Ce qui a suivi est entré dans l’histoire comme l’un des matchs nuls les plus spectaculaires de la Coupe du monde. L’Espagne a dominé (74 % de possession) et a bombardé les cages cap-verdiennes, alignant 27 tirs au but. Mais Vozinha, gardien de 40 ans évoluant à Chaves en deuxième division portugaise, a multiplié les parades. Le Cap-Vert a réalisé l’exploit de conserver ses filets inviolés.
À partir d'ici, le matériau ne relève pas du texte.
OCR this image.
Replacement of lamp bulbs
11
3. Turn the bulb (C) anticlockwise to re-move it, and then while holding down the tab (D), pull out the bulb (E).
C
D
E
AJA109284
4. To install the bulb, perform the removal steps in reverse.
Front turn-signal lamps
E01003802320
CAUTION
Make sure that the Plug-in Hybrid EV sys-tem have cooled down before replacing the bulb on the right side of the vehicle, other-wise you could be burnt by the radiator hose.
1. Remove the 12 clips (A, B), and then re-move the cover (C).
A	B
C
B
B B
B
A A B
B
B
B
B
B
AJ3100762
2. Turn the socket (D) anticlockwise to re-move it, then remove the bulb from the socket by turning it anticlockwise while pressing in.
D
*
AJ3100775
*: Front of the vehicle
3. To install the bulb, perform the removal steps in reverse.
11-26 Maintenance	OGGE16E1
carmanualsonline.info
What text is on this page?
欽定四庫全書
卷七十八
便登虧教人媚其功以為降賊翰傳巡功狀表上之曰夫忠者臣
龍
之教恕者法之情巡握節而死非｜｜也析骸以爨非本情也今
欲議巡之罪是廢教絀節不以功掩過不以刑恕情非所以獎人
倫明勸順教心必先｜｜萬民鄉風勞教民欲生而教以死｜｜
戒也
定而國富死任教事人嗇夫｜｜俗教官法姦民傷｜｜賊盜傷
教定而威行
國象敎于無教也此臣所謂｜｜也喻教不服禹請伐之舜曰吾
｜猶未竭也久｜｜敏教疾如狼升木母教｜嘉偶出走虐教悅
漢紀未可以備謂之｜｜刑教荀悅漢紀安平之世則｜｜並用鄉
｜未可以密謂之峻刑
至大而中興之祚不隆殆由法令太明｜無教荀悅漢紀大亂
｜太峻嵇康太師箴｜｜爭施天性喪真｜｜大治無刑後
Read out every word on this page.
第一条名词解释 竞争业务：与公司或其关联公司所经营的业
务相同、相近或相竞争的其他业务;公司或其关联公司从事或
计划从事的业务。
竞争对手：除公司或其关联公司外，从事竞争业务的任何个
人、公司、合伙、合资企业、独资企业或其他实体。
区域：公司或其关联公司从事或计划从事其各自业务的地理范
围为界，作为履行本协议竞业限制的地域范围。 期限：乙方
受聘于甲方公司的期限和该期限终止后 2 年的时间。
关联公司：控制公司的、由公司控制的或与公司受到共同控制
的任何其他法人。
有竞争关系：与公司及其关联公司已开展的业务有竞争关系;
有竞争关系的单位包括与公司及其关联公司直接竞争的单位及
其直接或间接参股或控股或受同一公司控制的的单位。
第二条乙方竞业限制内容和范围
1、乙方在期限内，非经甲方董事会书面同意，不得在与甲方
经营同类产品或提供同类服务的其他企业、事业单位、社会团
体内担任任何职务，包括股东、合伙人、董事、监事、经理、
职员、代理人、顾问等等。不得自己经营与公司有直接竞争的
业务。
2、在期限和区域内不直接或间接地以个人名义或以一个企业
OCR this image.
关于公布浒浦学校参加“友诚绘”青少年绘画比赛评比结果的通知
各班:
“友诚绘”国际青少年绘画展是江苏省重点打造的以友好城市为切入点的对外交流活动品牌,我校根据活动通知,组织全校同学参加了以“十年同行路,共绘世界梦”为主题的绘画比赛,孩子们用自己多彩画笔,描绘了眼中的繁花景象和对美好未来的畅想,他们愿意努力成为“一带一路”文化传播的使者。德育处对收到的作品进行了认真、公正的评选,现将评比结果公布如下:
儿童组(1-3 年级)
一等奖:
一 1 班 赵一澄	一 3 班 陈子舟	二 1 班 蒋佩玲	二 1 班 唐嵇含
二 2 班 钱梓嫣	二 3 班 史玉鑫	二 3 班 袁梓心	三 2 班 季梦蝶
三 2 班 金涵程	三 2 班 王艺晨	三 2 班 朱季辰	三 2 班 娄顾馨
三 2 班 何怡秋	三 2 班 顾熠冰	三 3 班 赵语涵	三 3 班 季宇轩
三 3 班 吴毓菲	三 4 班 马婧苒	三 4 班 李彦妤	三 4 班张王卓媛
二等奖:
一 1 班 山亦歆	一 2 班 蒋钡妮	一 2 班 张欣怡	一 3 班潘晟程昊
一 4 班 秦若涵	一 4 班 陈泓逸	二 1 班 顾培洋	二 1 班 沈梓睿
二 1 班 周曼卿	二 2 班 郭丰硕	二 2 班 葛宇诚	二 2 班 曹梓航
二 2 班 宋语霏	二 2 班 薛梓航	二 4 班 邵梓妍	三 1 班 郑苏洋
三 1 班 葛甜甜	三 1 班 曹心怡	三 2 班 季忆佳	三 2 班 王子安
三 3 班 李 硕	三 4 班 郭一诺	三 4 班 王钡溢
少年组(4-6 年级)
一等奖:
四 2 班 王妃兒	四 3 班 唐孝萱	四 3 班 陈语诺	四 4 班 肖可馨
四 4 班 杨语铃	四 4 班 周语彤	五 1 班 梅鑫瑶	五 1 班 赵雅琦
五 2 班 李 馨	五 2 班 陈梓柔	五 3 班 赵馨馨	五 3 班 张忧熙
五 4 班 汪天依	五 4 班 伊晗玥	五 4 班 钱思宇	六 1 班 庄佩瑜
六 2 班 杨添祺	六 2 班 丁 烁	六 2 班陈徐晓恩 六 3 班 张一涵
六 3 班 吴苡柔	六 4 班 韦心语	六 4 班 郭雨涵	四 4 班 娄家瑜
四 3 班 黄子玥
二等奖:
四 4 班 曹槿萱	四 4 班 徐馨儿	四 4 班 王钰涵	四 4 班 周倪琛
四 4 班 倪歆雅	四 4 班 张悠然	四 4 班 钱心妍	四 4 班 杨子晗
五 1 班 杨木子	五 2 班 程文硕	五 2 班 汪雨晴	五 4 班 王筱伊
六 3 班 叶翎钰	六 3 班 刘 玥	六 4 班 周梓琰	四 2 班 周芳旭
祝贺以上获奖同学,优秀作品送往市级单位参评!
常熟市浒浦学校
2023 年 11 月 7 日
Resende a suivi la rencontre depuis son bureau.
« J’étais en pleine réunion, et quand le match s’est terminé, j’ai bondi de ma chaise en criant : “Désolé, les gars !” C’était dingue, j’étais sur le point de pleurer », raconte Resende.
Du jour au lendemain, sa communauté sur les réseaux sociaux a explosé : il totalise désormais près de 20 millions d’abonnés sur Instagram.
« C’était formidable pour nous. Je ne pense pas que le monde comprenne vraiment. Ça nous fait simplement réaliser que tout est possible, et qu’il ne faut pas renoncer à nos rêves », conclut Josslyn.
« Je veux revivre ça »
Impossible pour Resende de manquer la rencontre face à l’Uruguay. Il avait cette fois emmené son père, en hommage à la fête des Pères. La mission était simple : après le nul contre l’Espagne, le Cap-Vert devait récolter deux points lors des deux dernières journées pour entretenir un mince espoir de qualification aux seizièmes de finale. Une issue qui, quelques semaines plus tôt, paraissait improbable.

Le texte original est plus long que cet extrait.